Old age, as the ancient joke goes, is better than the alternative. But old age also comes with a hefty price tag. As we grow older, many of us will need help with basic tasks such as washing, dressing and cooking. And since more of us are living longer thanks to medical advances and improved health, this social care bill is getting steadily larger.
For more than a decade, politicians have been wrestling with the question of whether individuals or taxpayers should bear these costs. Andrew Dilnot, a respected economist who was asked to look into the issue by the Coalition, has come up with a fair answer. In his report, published yesterday, he proposes a greater contribution from both the state and individuals.
At present anyone with savings or assets (including property) worth more than £23,250 is entitled to means-tested state assistance for their social care needs. But anyone with wealth above this level is left to fend for themselves. Dilnot proposes to raise the threshold for assistance to £100,000, which would result in tens of thousands more people qualifying for help.
He also advocates a £35,000 cap on the amount that any individual should have to pay, over their lifetime, for social care. Any costs above that level would be met by the state. The attraction of such a cap is that it would provide individuals with clarity about the potential costs of their infirm old age. This should encourage people to save and also prompt the development of an insurance market for future social care costs.
So far, so generous. The sting in the tail is that the costs of accommodation in a care home, as opposed to the physical assistance, are not included in Dilnot's £35,000 cap. For "bed and board" Dilnot proposes a separate cap of £10,000 a year. Those who need residential care for many years could still, therefore, face substantial bills over a lifetime. But just as the state needs to pay more, so do individuals. What Dilnot suggests is as fair a way of sharing the burden as has yet been put forward. So what are the prospects for Dilnot's recommendations being enacted? There is always a danger that political parties will play politics with this hugely sensitive subject, as the Conservatives did before the last election when they cynically accused Labour of planning a "death tax" to pay for their own proposed reforms. But the offer of cross-party talks from the Labour leader, Ed Miliband, yesterday suggests that such a fate could be avoided this time.

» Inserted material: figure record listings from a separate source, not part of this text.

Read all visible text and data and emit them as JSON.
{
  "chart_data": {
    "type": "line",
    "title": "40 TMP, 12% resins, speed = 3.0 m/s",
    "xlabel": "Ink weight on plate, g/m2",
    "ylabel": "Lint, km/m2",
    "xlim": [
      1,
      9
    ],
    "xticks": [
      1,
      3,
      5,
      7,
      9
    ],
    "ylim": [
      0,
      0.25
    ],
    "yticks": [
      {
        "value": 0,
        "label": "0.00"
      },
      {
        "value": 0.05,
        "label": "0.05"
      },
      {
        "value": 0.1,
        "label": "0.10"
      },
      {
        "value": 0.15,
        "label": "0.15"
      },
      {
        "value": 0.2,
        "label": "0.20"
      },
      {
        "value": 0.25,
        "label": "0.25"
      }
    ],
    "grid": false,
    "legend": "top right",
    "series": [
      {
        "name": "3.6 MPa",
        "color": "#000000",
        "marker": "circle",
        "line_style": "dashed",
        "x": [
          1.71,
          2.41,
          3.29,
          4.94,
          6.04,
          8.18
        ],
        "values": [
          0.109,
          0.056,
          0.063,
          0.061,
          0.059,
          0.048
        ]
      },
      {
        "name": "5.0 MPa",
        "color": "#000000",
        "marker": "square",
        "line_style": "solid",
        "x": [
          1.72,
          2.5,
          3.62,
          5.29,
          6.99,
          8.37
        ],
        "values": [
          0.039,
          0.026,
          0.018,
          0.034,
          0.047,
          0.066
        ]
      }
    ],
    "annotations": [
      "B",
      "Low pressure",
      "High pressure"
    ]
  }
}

A greater immediate obstacle is the projected £1.7bn annual cost of the reforms. The Government was less than enthusiastic in its reception for the Dilnot report yesterday. The suspicion is that that the Chancellor, George Osborne, whose obsession is eliminating the deficit, would like to kick social care reform to the far side of the next general election. That would be the wrong decision. When it comes to social care, reasons can always be found to put off the difficult day of reform. But each year of delay puts the system under greater strain and adds to the uncertainty of the frail elderly. The time for reform is not four years down the line but today.